The choice depends on access pattern. Optimization solvers often prefer CSR or CSC.

### Sparse Jacobian Example

Consider:

$$
f_1 = x_1^2 + x_2
$$

$$
f_2 = x_2 x_3
$$

$$
f_3 = \sin(x_3) + x_4
$$

Then:

$$
J =
\begin{bmatrix}
2x_1 & 1 & 0 & 0 \\
0 & x_3 & x_2 & 0 \\
0 & 0 & \cos(x_3) & 1
\end{bmatrix}
$$

The nonzero structure is banded. Computing all twelve entries wastes work when only seven can be nonzero.

### Why Sparsity Changes Complexity

Dense Jacobian construction may require $n$ forward sweeps or $m$ reverse sweeps.

With sparsity, the number of sweeps can be reduced by grouping independent columns or rows.

If the graph coloring number is $c$, the cost can approach $c$ sweeps instead of $n$ or $m$.
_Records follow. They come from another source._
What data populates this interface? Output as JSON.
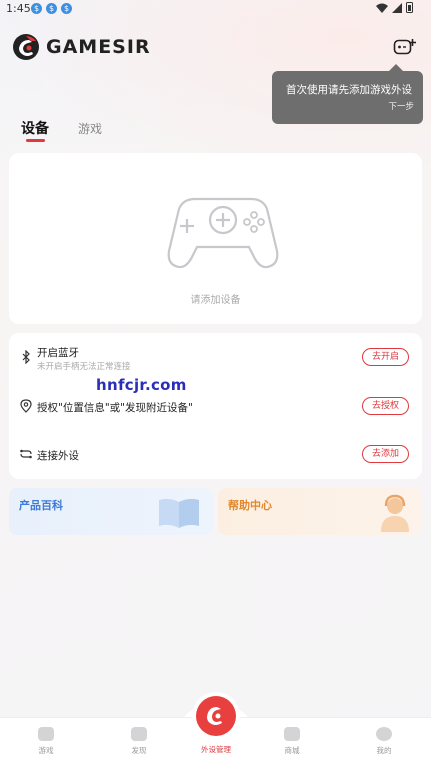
{
  "status_bar": {
    "time": "1:45"
  },
  "header": {
    "brand": "GAMESIR"
  },
  "tooltip": {
    "text": "首次使用请先添加游戏外设",
    "next": "下一步"
  },
  "tabs": [
    {
      "label": "设备"
    },
    {
      "label": "游戏"
    }
  ],
  "device_card": {
    "empty_label": "请添加设备"
  },
  "permissions": [
    {
      "title": "开启蓝牙",
      "subtitle": "未开启手柄无法正常连接",
      "button": "去开启",
      "icon": "bluetooth-icon"
    },
    {
      "title": "授权\"位置信息\"或\"发现附近设备\"",
      "button": "去授权",
      "icon": "location-icon"
    },
    {
      "title": "连接外设",
      "button": "去添加",
      "icon": "link-icon"
    }
  ],
  "watermark": "hnfcjr.com",
  "info_cards": {
    "products": "产品百科",
    "help": "帮助中心"
  },
  "bottom_nav": {
    "items": [
      "游戏",
      "发现",
      "外设管理",
      "商城",
      "我的"
    ],
    "active": "外设管理"
  },
  "colors": {
    "accent": "#e0393e",
    "products_title": "#3d7bd6",
    "help_title": "#e2882d",
    "watermark": "#2b2fb8"
  }
}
For many PDE and graph problems, $c$ is small compared with the number of variables.

### Risks

Sparse differentiation has practical risks.

| Risk | Description |
|---|---|
| Pattern overestimation | Treating too many entries as possibly nonzero reduces benefit |
| Pattern underestimation | Missing a dependency gives wrong derivatives |
| Dynamic control flow | Pattern may change by input |
| Fill-in | Sparse intermediates become dense |
| Small allocation overhead | Sparse maps can cost more than dense vectors for small dimensions |
| Hardware mismatch | GPUs often prefer dense or block-sparse kernels |

Sparse AD is a systems problem as much as a calculus problem.

### Core Idea

Sparse Jacobian computation avoids treating every input-output pair as dependent. It uses structural dependency information to compute only derivative entries that can matter.

The result is the same mathematical Jacobian, but represented and computed according to the sparsity of the underlying program.